S reads some new books to take home this week. After a few months of hard work, she is making great progress identifying high frequency words, and using her sounds or the pictures to help her figure out unfamiliar words.
M tells me she is at work, just texting someone to remind them about something. (Thank goodness these are only play phones).
Z is right into the stations at the Math Mavens and Science Sisters event. She remembers doing this science experiment during our water inquiry and is excited about trying it again.
G and G spend time working on designing and creating butterflies for our Imaginary Garden in the Nature Centre. Without any prompting they add designs onto the butterflies' wings and make them symmetrical. G adds on antennas to make them look even more realistic.
S also creates a symmetrical butterfly at the Art Centre, telling me that she is going to put dots and hearts on both sides.
We decided to visit the beautiful, ginormous bridge on our ravine walk this week. The girls are enjoying a granola bar as we take a break before climbing back up. When asked "what shapes do you see in this bridge?" M responds with "zigzags" and S responds with "triangles".
The Early Learners walk slowly down the side of the staircase, focusing on steady feet and staying balanced. They all use the railing for support. M notices that there are small bugs crawling on the underside of the railing, and wonders why they're there. A few other girls make guesses about what type of bug they might be. Lots of theories and ideas come into conversation.

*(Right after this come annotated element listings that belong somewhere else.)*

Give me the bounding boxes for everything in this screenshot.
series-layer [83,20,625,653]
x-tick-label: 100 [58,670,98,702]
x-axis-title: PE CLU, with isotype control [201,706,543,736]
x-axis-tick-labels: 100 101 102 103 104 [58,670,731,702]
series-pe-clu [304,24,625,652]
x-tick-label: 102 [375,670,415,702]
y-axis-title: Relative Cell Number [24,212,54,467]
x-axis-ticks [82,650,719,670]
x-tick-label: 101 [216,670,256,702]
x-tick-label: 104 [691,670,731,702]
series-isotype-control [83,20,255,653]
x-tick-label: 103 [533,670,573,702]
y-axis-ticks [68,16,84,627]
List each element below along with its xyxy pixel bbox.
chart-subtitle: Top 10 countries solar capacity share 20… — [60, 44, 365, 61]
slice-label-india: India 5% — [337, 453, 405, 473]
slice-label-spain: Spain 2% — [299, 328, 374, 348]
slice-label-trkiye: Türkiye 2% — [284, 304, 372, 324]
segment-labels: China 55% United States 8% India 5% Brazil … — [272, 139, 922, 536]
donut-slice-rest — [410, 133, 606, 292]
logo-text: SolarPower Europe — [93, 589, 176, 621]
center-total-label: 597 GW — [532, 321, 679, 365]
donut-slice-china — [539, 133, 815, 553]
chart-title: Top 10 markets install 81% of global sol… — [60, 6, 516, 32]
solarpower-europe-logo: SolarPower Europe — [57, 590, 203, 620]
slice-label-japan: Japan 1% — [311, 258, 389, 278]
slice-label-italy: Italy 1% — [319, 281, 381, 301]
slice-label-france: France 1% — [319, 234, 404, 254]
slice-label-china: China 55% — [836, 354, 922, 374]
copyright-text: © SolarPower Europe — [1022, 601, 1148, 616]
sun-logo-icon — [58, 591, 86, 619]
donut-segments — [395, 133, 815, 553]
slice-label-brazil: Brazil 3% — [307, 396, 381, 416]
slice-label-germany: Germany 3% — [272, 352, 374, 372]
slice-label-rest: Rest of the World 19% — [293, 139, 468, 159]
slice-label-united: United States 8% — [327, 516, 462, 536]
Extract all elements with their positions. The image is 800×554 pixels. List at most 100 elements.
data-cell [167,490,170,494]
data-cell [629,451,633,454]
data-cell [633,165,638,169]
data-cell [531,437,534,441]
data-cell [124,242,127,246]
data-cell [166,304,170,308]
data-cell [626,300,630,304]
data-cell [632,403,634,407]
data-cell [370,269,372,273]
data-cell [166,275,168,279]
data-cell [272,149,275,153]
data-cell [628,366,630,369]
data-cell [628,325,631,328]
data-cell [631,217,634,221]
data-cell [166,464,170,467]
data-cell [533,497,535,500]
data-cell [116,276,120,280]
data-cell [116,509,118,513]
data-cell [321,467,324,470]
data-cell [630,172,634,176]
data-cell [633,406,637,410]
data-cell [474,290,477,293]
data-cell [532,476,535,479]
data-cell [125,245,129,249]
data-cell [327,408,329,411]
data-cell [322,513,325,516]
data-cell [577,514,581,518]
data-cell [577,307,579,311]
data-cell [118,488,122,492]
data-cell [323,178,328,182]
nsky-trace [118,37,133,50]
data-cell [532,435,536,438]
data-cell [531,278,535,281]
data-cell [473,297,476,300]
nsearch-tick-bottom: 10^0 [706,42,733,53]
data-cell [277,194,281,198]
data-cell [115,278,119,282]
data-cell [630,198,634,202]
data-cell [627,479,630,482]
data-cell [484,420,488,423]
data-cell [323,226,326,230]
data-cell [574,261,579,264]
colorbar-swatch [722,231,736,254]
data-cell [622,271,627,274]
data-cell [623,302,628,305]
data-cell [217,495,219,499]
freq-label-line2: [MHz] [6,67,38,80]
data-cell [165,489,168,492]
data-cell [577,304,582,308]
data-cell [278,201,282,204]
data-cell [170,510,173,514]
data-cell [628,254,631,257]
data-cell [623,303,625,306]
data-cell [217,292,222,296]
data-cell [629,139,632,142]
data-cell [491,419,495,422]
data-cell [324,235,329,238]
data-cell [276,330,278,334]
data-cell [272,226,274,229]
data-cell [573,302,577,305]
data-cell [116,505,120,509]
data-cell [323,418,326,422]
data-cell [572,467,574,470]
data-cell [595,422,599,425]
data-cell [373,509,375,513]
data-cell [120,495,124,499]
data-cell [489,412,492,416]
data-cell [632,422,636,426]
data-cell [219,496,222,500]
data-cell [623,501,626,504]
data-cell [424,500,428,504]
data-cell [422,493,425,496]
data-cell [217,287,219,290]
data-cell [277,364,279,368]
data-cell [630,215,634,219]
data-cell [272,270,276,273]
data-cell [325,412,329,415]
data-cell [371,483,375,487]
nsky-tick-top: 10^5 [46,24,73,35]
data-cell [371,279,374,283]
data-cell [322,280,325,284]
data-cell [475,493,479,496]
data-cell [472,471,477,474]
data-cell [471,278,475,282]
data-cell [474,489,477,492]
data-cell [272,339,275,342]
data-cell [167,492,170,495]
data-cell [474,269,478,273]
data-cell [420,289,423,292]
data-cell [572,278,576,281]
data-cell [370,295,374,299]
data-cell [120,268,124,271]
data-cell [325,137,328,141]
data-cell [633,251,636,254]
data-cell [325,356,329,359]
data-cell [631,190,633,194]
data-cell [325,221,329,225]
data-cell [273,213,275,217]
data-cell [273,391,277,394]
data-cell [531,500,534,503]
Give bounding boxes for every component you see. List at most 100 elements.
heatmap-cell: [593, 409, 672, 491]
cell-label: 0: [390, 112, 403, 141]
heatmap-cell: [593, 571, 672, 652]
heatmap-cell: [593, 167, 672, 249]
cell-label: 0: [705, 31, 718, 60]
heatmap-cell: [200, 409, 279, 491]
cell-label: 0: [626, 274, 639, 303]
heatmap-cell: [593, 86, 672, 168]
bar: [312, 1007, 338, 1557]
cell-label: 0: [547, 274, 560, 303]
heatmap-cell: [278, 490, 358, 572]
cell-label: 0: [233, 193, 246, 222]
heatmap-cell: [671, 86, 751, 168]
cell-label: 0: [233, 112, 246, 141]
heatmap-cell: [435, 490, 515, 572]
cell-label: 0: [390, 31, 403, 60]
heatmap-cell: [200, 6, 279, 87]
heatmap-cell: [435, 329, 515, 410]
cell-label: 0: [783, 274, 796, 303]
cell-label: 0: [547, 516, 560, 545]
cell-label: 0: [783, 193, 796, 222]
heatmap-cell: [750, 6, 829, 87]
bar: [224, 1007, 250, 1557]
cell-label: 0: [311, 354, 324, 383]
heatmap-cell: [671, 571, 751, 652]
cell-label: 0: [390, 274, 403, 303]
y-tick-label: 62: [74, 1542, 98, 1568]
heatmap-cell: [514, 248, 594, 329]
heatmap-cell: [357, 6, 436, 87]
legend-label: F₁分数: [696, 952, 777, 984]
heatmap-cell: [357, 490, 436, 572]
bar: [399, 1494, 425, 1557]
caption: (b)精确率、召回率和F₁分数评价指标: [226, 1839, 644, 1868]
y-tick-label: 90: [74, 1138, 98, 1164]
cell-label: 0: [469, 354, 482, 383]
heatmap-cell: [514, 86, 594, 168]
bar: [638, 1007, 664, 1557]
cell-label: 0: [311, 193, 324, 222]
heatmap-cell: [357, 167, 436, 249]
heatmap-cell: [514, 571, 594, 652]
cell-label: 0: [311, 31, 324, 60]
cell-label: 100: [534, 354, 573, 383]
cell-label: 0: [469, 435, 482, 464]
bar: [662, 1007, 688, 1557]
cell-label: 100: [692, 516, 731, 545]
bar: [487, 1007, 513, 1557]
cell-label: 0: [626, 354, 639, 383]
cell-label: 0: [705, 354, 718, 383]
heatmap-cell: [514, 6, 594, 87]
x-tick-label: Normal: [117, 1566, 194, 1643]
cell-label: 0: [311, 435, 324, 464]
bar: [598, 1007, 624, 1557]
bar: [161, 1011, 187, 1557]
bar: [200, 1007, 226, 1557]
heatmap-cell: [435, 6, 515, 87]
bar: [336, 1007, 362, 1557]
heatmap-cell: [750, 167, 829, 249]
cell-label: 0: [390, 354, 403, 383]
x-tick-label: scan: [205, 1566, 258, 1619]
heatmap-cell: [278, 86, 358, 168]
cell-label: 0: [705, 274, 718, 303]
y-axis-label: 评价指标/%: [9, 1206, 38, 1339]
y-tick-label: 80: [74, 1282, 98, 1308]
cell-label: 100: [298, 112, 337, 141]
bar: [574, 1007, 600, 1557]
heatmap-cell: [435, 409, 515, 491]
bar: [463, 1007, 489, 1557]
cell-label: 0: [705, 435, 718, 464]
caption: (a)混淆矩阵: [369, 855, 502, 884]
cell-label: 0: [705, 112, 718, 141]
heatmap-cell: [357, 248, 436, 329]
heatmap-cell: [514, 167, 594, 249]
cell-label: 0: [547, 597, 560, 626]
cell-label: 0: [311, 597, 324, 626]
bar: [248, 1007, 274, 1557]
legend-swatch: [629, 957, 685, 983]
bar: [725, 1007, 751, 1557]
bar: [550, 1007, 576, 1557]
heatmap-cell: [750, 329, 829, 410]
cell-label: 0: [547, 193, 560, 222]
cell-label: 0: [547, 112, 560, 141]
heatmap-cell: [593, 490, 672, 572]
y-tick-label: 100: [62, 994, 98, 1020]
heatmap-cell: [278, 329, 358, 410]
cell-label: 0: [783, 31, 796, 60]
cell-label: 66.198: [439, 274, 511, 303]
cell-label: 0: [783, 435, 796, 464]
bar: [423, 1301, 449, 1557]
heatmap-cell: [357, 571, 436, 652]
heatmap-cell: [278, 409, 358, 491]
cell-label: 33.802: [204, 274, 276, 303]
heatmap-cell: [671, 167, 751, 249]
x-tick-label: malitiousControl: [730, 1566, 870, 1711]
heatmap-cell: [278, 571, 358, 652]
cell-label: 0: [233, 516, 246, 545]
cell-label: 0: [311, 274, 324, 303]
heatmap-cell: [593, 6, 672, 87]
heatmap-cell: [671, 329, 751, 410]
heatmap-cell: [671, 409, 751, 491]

S teaches the girls about her new way of drinking from the water fountain that doesn't involve standing on tippy-toes to reach the spout. M waits patiently to test it out.
The girls exam the stump of a freshly cut down tree. We discuss that the rings on a stump can help us learn how old the tree was when it was cut down. The girls work together to try to count all of the rings and come to the conclusion that the tree was 29 years old.